The rest of it had been like riding on a whirlwind. First, a statement to the officer in charge at Peshawar, and then a flight back to the Rawalpindi airfield. There was time to don his new dress uniform, before his audience with Brigadier Jadoon, but even that was rushed.
Such trouble just to sit and wait like some lowly job applicant, while Jadoon dawdled and delayed.
At last, the havildar in charge of Jadoon’s office summoned Davi, leading him along the short hallway to Jadoon’s private sanctum. Davi noted that the havildar did not salute him, wondering if he should draw some inference from that. Perhaps he should make an excuse—the men’s room, anything—and flee the building, find a vehicle outside, run for his life.
But Brigadier Jadoon was smiling as he greeted Davi, offering his right hand in a rare gesture of greeting. Davi shook it gratefully, but remained on edge as Jadoon steered him to a chair facing the brigadier’s large desk.

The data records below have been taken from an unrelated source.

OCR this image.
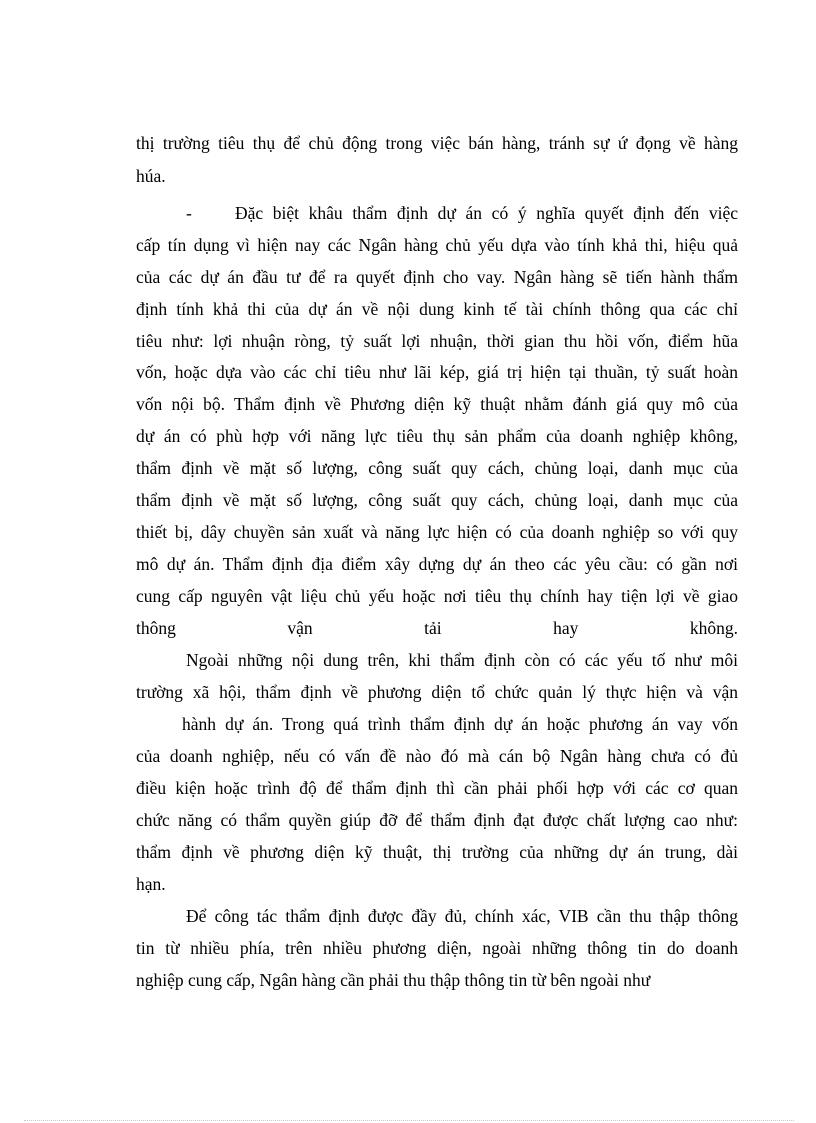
thị trường tiêu thụ để chủ động trong việc bán hàng, tránh sự ứ đọng về hàng
húa.
- Đặc biệt khâu thẩm định dự án có ý nghĩa quyết định đến việc
cấp tín dụng vì hiện nay các Ngân hàng chủ yếu dựa vào tính khả thi, hiệu quả
của các dự án đầu tư để ra quyết định cho vay. Ngân hàng sẽ tiến hành thẩm
định tính khả thi của dự án về nội dung kinh tế tài chính thông qua các chỉ
tiêu như: lợi nhuận ròng, tỷ suất lợi nhuận, thời gian thu hồi vốn, điểm hũa
vốn, hoặc dựa vào các chỉ tiêu như lãi kép, giá trị hiện tại thuần, tỷ suất hoàn
vốn nội bộ. Thẩm định về Phương diện kỹ thuật nhằm đánh giá quy mô của
dự án có phù hợp với năng lực tiêu thụ sản phẩm của doanh nghiệp không,
thẩm định về mặt số lượng, công suất quy cách, chủng loại, danh mục của
thẩm định về mặt số lượng, công suất quy cách, chủng loại, danh mục của
thiết bị, dây chuyền sản xuất và năng lực hiện có của doanh nghiệp so với quy
mô dự án. Thẩm định địa điểm xây dựng dự án theo các yêu cầu: có gần nơi
cung cấp nguyên vật liệu chủ yếu hoặc nơi tiêu thụ chính hay tiện lợi về giao
thông vận tải hay không.
Ngoài những nội dung trên, khi thẩm định còn có các yếu tố như môi
trường xã hội, thẩm định về phương diện tổ chức quản lý thực hiện và vận
hành dự án. Trong quá trình thẩm định dự án hoặc phương án vay vốn
của doanh nghiệp, nếu có vấn đề nào đó mà cán bộ Ngân hàng chưa có đủ
điều kiện hoặc trình độ để thẩm định thì cần phải phối hợp với các cơ quan
chức năng có thẩm quyền giúp đỡ để thẩm định đạt được chất lượng cao như:
thẩm định về phương diện kỹ thuật, thị trường của những dự án trung, dài
hạn.
Để công tác thẩm định được đầy đủ, chính xác, VIB cần thu thập thông
tin từ nhiều phía, trên nhiều phương diện, ngoài những thông tin do doanh
nghiệp cung cấp, Ngân hàng cần phải thu thập thông tin từ bên ngoài như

Jadoon sat down behind the desk, leaned forward on his elbows and said, “So, you come home a hero from the wars.”
It was a time for cautious modesty, even if feigned. “Hardly a hero, sir,” Davi replied.
“You were successful, were you not?”
“Yes, sir. I was.”
“In all respects?” Jadoon inquired.
There was the trap, yawning before him. Was it already too late to sidestep, or should Davi plunge headlong into its maw?

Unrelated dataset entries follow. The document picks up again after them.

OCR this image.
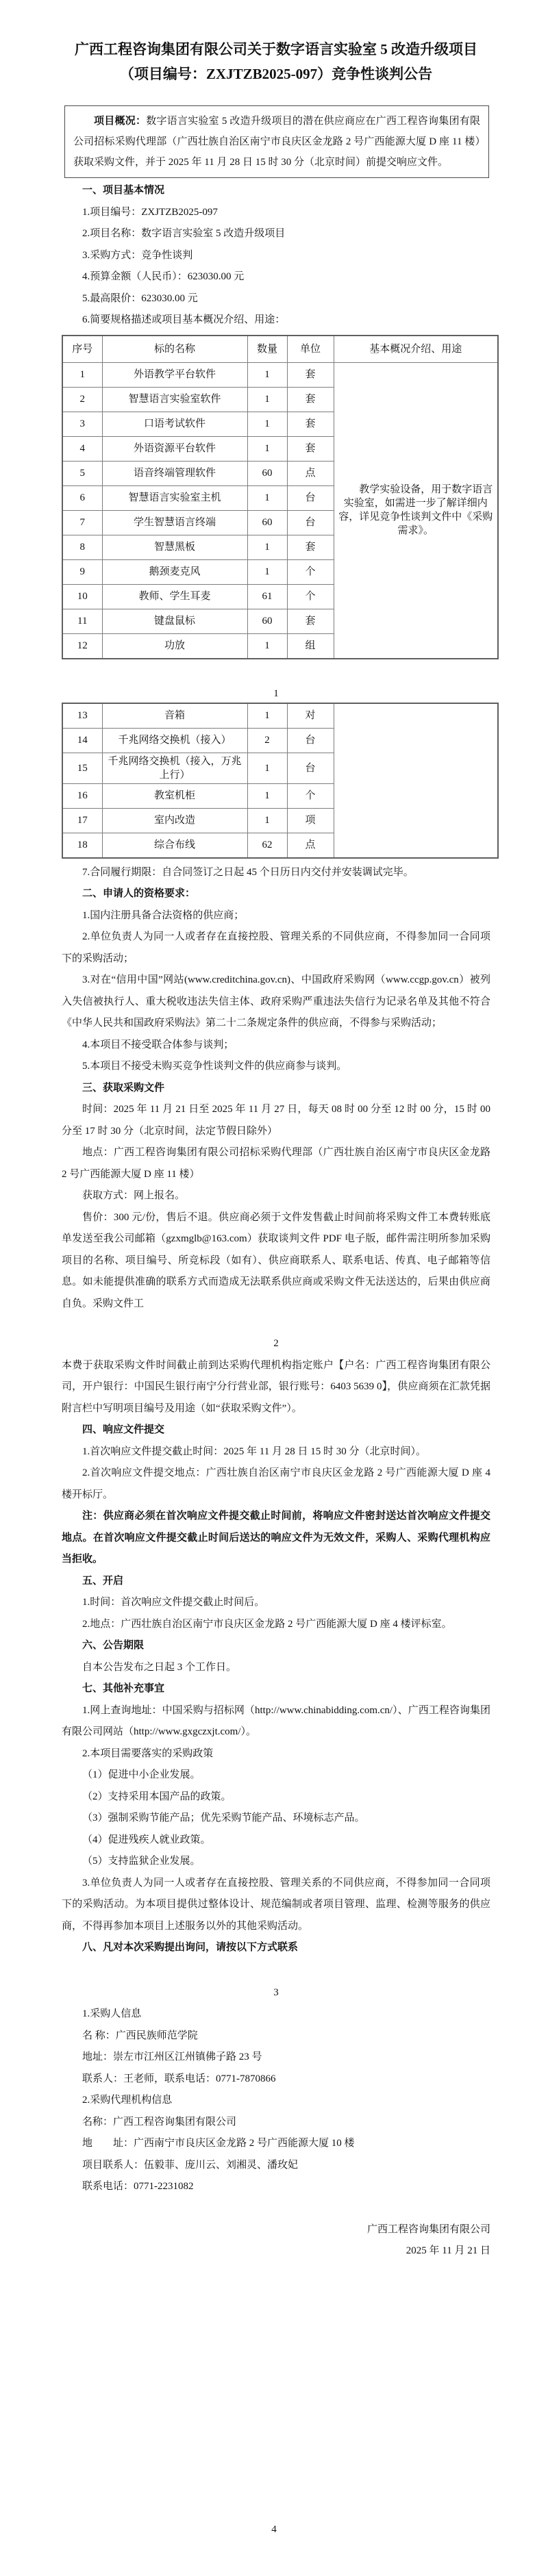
广西工程咨询集团有限公司关于数字语言实验室 5 改造升级项目
（项目编号：ZXJTZB2025-097）竞争性谈判公告

项目概况：数字语言实验室 5 改造升级项目的潜在供应商应在广西工程咨询集团有限公司招标采购代理部（广西壮族自治区南宁市良庆区金龙路 2 号广西能源大厦 D 座 11 楼）获取采购文件，并于 2025 年 11 月 28 日 15 时 30 分（北京时间）前提交响应文件。

一、项目基本情况

1.项目编号：ZXJTZB2025-097

2.项目名称：数字语言实验室 5 改造升级项目

3.采购方式：竞争性谈判

4.预算金额（人民币）：623030.00 元

5.最高限价：623030.00 元

6.简要规格描述或项目基本概况介绍、用途：

序号	标的名称	数量	单位	基本概况介绍、用途
1	外语教学平台软件	1	套	教学实验设备，用于数字语言实验室，如需进一步了解详细内容，详见竞争性谈判文件中《采购需求》。
2	智慧语言实验室软件	1	套	
3	口语考试软件	1	套	
4	外语资源平台软件	1	套	
5	语音终端管理软件	60	点	
6	智慧语言实验室主机	1	台	
7	学生智慧语言终端	60	台	
8	智慧黑板	1	套	
9	鹅颈麦克风	1	个	
10	教师、学生耳麦	61	个	
11	键盘鼠标	60	套	
12	功放	1	组	

1

13	音箱	1	对	
14	千兆网络交换机（接入）	2	台	
15	千兆网络交换机（接入，万兆上行）	1	台	
16	教室机柜	1	个	
17	室内改造	1	项	
18	综合布线	62	点	

7.合同履行期限：自合同签订之日起 45 个日历日内交付并安装调试完毕。

二、申请人的资格要求：

1.国内注册具备合法资格的供应商；

2.单位负责人为同一人或者存在直接控股、管理关系的不同供应商，不得参加同一合同项下的采购活动；

3.对在“信用中国”网站(www.creditchina.gov.cn)、中国政府采购网（www.ccgp.gov.cn）被列入失信被执行人、重大税收违法失信主体、政府采购严重违法失信行为记录名单及其他不符合《中华人民共和国政府采购法》第二十二条规定条件的供应商，不得参与采购活动；

4.本项目不接受联合体参与谈判；

5.本项目不接受未购买竞争性谈判文件的供应商参与谈判。

三、获取采购文件

时间：2025 年 11 月 21 日至 2025 年 11 月 27 日，每天 08 时 00 分至 12 时 00 分，15 时 00 分至 17 时 30 分（北京时间，法定节假日除外）

地点：广西工程咨询集团有限公司招标采购代理部（广西壮族自治区南宁市良庆区金龙路 2 号广西能源大厦 D 座 11 楼）

获取方式：网上报名。

售价：300 元/份，售后不退。供应商必须于文件发售截止时间前将采购文件工本费转账底单发送至我公司邮箱（gzxmglb@163.com）获取谈判文件 PDF 电子版，邮件需注明所参加采购项目的名称、项目编号、所竞标段（如有）、供应商联系人、联系电话、传真、电子邮箱等信息。如未能提供准确的联系方式而造成无法联系供应商或采购文件无法送达的，后果由供应商自负。采购文件工

2

本费于获取采购文件时间截止前到达采购代理机构指定账户【户名：广西工程咨询集团有限公司，开户银行：中国民生银行南宁分行营业部，银行账号：6403 5639 0】，供应商须在汇款凭据附言栏中写明项目编号及用途（如“获取采购文件”）。

四、响应文件提交

1.首次响应文件提交截止时间：2025 年 11 月 28 日 15 时 30 分（北京时间）。

2.首次响应文件提交地点：广西壮族自治区南宁市良庆区金龙路 2 号广西能源大厦 D 座 4 楼开标厅。

注：供应商必须在首次响应文件提交截止时间前，将响应文件密封送达首次响应文件提交地点。在首次响应文件提交截止时间后送达的响应文件为无效文件，采购人、采购代理机构应当拒收。

五、开启

1.时间：首次响应文件提交截止时间后。

2.地点：广西壮族自治区南宁市良庆区金龙路 2 号广西能源大厦 D 座 4 楼评标室。

六、公告期限

自本公告发布之日起 3 个工作日。

七、其他补充事宜

1.网上查询地址：中国采购与招标网（http://www.chinabidding.com.cn/）、广西工程咨询集团有限公司网站（http://www.gxgczxjt.com/）。

2.本项目需要落实的采购政策

（1）促进中小企业发展。

（2）支持采用本国产品的政策。

（3）强制采购节能产品；优先采购节能产品、环境标志产品。

（4）促进残疾人就业政策。

（5）支持监狱企业发展。

3.单位负责人为同一人或者存在直接控股、管理关系的不同供应商，不得参加同一合同项下的采购活动。为本项目提供过整体设计、规范编制或者项目管理、监理、检测等服务的供应商，不得再参加本项目上述服务以外的其他采购活动。

八、凡对本次采购提出询问，请按以下方式联系

3

1.采购人信息

名 称：广西民族师范学院

地址：崇左市江州区江州镇佛子路 23 号

联系人：王老师，联系电话：0771-7870866

2.采购代理机构信息

名称：广西工程咨询集团有限公司

地　　址：广西南宁市良庆区金龙路 2 号广西能源大厦 10 楼

项目联系人：伍毅菲、庞川云、刘湘灵、潘玫妃

联系电话：0771-2231082

广西工程咨询集团有限公司

2025 年 11 月 21 日

4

“Sir,” he replied, “as you’re aware, a great explosion sealed the cave. It will require a team of army engineers to open it, and even they may fail. Under those circumstances, and considering your urgent summons, I did not complete a full inspection of the site.”
“Meaning?”
“Simply, that we have not identified Hussein Gorshani’s body, sir. Or that of his anonymous companion.”

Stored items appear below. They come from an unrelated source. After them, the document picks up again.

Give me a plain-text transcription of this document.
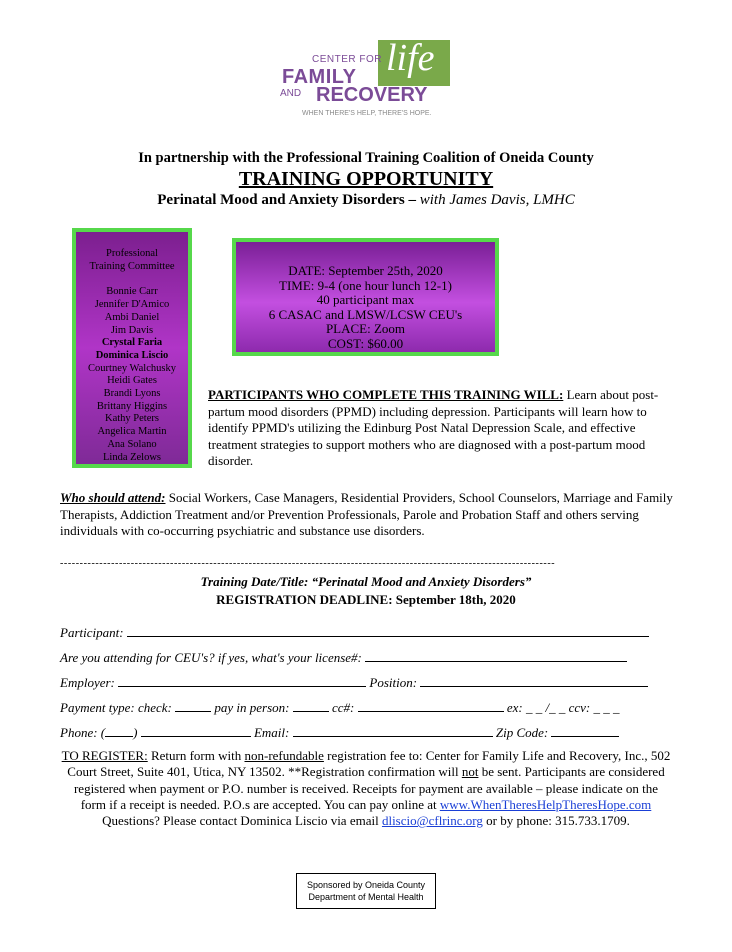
life
CENTER FOR
FAMILY
AND RECOVERY
WHEN THERE'S HELP, THERE'S HOPE.
In partnership with the Professional Training Coalition of Oneida County
TRAINING OPPORTUNITY
Perinatal Mood and Anxiety Disorders – with James Davis, LMHC
Professional
Training Committee
Bonnie Carr
Jennifer D'Amico
Ambi Daniel
Jim Davis
Crystal Faria
Dominica Liscio
Courtney Walchusky
Heidi Gates
Brandi Lyons
Brittany Higgins
Kathy Peters
Angelica Martin
Ana Solano
Linda Zelows
DATE: September 25th, 2020
TIME: 9-4 (one hour lunch 12-1)
40 participant max
6 CASAC and LMSW/LCSW CEU's
PLACE: Zoom
COST: $60.00
PARTICIPANTS WHO COMPLETE THIS TRAINING WILL: Learn about post-partum mood disorders (PPMD) including depression. Participants will learn how to identify PPMD's utilizing the Edinburg Post Natal Depression Scale, and effective treatment strategies to support mothers who are diagnosed with a post-partum mood disorder.
Who should attend: Social Workers, Case Managers, Residential Providers, School Counselors, Marriage and Family Therapists, Addiction Treatment and/or Prevention Professionals, Parole and Probation Staff and others serving individuals with co-occurring psychiatric and substance use disorders.
------------------------------------------------------------------------------------------------------------------------------
Training Date/Title: “Perinatal Mood and Anxiety Disorders”
REGISTRATION DEADLINE: September 18th, 2020
Participant:
Are you attending for CEU's? if yes, what's your license#:
Employer:	Position:
Payment type: check:	pay in person:	cc#:	ex: _ _ /_ _ ccv: _ _ _
Phone: ( )	Email:	Zip Code:
TO REGISTER: Return form with non-refundable registration fee to: Center for Family Life and Recovery, Inc., 502 Court Street, Suite 401, Utica, NY 13502. **Registration confirmation will not be sent. Participants are considered registered when payment or P.O. number is received. Receipts for payment are available – please indicate on the form if a receipt is needed. P.O.s are accepted. You can pay online at www.WhenTheresHelpTheresHope.com Questions? Please contact Dominica Liscio via email dliscio@cflrinc.org or by phone: 315.733.1709.
Sponsored by Oneida County
Department of Mental Health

Jadoon leaned back in his chair, not quite relaxing, as he asked, “How confident are you, Raheem, that you have solved our problem?”
Now came the backroom diplomacy, like walking barefoot on a razor’s edge.
“Sir, I believe Hussein Gorshani and the foreigner are dead,” Davi replied. “But even if I am mistaken, they have nothing more to do in Pakistan. Their mission, as we have determined, was to k
ill Akram Ben Abd al-Bari and his aides. That task has been completed.”
“So?”
“Sir, even if the subjects are alive, the foreigner can only seek to flee the country. I submit that he had to take Gorshani with him, since the traitor’s name and face are known to us. He can no longer safely live in Pakistan. We do, however, have another chance to catch them at the border, if they live.”
“And if we miss them, somehow?” Jadoon asked.
“Sir, who will ever know it? If the Brits or the Americans were certain of al-Bari’s whereabouts, they would have sent cruise missiles, blown the mountain down around him and announced their triumph to the world on CNN. Sending a single man tells us they were uncertain.”
Once again, the brigadier said, “So?”
“Remember Libya? Baghdad? Afghanistan? These Westerners love toys. Their bombs and missiles all have cameras mounted on them, to broadcast their final moments and proclaim their accuracy as a gloating show of force. With one man on the ground, hunted, perhaps already slain, what do they have to show? Where is their proof?”
Jadoon considered that, his lips forming the bare suggestion of a smile.
“You may be right, Raheem. I hope so, for your sake…and mine.”
“Sir?”
“I am recommending your promotion to full colonel. I am also recommending the Sitara-e-Jurat.”
Davi blinked twice at that. The Sitara-e-Jurat was Pakistan’s third-highest military decoration for gallant and distinguished combat service.
Davi found his voice at last. “Sir, thank you! I can only say—”
“Say nothing, for the moment,” Jadoon cautioned. “There are some—perhaps you even know them—who are not exactly overjoyed by the results of your excursion. I suspect they will be bashful about openly attacking you, but they have sharp knives and long memories.”
“I understand, sir.”
“Do you? Well, perhaps. I’m turning in the paperwork for your promotion and the rest tomorrow, but you know that these things can’t be rushed.”